İnanç Biyolojisi: bilinç, madde ve mucizelerin gücünü açığa çıkarmak

Bruce H. Lipton inanç Biyolojisi: bilinç, madde ve mucizelerin gücünü açığa çıkarmak

Rekabetten ziyade işbirliği, evrim teorimizin temel ilkesi olmalıdır.

Evrim fikrini kim keşfetti? Charles Darwin? Öyle düşünebilirsin, ama yanılıyorsun. Aslında Darwin'den birkaç on yıl önce Jean-Baptiste Lamarck adında bir Fransız biyolog tarafından keşfedildi.

Ancak lamarck'ın evrim fikri Darwin'in fikrinden biraz farklıydı. Evrimi türler arasında bir savaş olarak gören Darwin'in aksine, Lamarck evrimi daha iyi terimlerle kavramsallaştırdı. Lamarck için, türler ve bireyler arasındaki işbirliği evrim için son derece önemliydi.

Ve rastgele genetik mutasyonları tanımlayan Darwinist teorinin aksine, bazıları bir bireyin kendi ortamında hayatta kalmasına yardımcı olur ve evrimsel ilerlemeyi teşvik eder, Lamarck türlerin çevrelerine uymayı öğrendikçe evrimleştiğini öne sürdü.

Ve birçok yönden, Lamarck'ın görüşü şu anki evrim anlayışımıza daha yakındır. Örneğin, bağışıklık sisteminin nasıl çalıştığına baktığımızda, organizmaların çevrelerine nasıl uyum sağladığını görebilir ve bu bilgiyi yavrularına aktarabiliriz.

Bir virüs vücudumuza girdiğinde, antikorlarımız onunla savaşır. Antikorlar başarılı olduğunda, virüsü ve onu nasıl öldüreceklerini” hatırlarlar”. Bu hafıza daha sonra antikorun kız hücrelerine iletilir.

Lamarck'ın organizmaların sürekli olarak savaşmak yerine sıklıkla işbirliği yaptığı fikri, modern bilimsel araştırmalarla da gösterilebilir. Ve biz sadece aynı türün temsilcilerine atıfta bulunmuyoruz. Doğada, farklı türlerin birbirleriyle işbirliği yaptığı birçok simbiyotik ilişki vardır.

Örneğin, sindirim sistemimiz çalışmasına yardımcı olmak için milyarlarca bakteri içerir. Bu bakteriler olmadan, yediğimiz yiyecekleri sindiremeyiz. Ayrıca, türler arası işbirliği genleri bile etkiler.

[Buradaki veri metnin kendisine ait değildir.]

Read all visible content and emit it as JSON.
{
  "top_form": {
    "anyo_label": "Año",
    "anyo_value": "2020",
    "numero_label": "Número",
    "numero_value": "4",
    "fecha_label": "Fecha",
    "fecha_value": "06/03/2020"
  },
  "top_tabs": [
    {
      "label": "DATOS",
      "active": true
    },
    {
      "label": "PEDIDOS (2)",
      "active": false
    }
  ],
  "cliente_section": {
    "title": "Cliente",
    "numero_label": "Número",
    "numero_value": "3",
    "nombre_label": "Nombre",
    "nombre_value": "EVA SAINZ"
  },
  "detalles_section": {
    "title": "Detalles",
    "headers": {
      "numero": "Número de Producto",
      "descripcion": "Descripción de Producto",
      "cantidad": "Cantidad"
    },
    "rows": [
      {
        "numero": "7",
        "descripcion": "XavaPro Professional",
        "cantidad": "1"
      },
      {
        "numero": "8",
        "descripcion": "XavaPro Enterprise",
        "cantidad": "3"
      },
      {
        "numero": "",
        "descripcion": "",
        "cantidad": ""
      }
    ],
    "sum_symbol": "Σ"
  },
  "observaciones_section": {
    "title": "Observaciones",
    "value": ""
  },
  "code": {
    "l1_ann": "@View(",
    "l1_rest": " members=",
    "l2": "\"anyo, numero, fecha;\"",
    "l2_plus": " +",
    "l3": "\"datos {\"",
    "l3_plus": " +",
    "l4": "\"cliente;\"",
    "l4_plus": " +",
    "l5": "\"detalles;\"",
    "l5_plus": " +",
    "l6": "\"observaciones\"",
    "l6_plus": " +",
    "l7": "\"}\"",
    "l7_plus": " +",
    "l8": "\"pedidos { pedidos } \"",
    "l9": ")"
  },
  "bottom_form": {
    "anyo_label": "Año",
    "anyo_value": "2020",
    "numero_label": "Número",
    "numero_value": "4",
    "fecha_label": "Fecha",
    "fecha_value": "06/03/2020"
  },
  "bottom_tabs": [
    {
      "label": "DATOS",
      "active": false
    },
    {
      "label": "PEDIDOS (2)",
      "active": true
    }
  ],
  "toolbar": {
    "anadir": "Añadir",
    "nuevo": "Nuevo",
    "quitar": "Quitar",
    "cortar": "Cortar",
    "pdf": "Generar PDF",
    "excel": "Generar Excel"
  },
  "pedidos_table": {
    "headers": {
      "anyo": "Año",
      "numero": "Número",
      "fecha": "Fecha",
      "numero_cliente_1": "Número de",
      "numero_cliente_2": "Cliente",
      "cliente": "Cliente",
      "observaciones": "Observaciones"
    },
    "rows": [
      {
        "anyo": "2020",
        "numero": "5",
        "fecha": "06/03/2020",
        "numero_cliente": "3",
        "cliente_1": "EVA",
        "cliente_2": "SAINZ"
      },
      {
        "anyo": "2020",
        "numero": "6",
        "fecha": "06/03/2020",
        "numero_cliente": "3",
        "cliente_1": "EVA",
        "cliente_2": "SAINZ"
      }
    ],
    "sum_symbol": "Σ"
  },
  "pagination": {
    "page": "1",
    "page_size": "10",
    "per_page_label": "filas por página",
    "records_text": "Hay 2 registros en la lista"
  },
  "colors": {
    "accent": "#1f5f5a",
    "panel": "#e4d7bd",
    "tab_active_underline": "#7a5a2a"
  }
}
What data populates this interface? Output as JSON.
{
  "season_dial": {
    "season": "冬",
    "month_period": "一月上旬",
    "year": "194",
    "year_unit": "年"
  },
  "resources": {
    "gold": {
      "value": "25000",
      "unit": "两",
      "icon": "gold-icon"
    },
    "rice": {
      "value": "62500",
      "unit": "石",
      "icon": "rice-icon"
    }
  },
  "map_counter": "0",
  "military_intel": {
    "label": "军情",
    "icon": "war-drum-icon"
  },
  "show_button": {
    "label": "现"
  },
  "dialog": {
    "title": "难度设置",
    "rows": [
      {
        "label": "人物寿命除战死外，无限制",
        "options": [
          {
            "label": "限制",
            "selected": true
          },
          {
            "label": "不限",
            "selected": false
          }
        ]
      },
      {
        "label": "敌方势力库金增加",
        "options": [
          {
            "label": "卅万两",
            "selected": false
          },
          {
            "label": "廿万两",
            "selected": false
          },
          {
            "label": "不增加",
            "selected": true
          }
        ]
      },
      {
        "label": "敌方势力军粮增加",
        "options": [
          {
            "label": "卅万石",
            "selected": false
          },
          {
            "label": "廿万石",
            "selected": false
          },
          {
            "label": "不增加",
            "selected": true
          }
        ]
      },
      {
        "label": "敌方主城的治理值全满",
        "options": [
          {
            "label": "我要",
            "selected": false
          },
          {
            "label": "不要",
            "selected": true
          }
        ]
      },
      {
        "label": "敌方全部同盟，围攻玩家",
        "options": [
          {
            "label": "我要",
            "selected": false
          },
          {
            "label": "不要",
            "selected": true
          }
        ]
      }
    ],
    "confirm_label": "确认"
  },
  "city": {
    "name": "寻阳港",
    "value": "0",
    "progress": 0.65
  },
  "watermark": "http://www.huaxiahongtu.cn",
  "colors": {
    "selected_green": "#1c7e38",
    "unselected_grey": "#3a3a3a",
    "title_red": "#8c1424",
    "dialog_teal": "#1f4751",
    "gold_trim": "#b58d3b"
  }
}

Bilim, genlerin mutlaka bireyden bireye üreme yoluyla iletilmesi gerekmediğini, ancak diğer türlerin üyeleriyle paylaşılabileceğini ortaya koymuştur.

Aşağıdaki yanıp sönmeler, insan hücre biyolojisinin işleyişine dair anlayışımızın bu Lamarckian işbirliği fikrini nasıl doğruladığını gösterecektir.

Hücre davranışını kontrol eden bir hücrenin beyni, çekirdeği değil, zarıdır.

Lamarck'ın teorisi biyolojide işbirliğinin önemine işaret ediyor. Bunu, fonksiyonları birlikte çalışan birçok elementin sonucu olan doğanın olağanüstü kurtulanına – hücreye – bakarak keşfedelim.

Vücudumuzda, sindirimden bağışıklık sistemimizin işleyişine kadar tek bir hücrede bulunamayan tek bir işlev yoktur. Hücreler inanılmaz derecede akıllıdır ve gezegenimizdeki ilk yaşam formları arasındaydı. Zekaları hayatta kalmalarına izin verirken, yaratıkların büyük çoğunluğu soyu tükendi.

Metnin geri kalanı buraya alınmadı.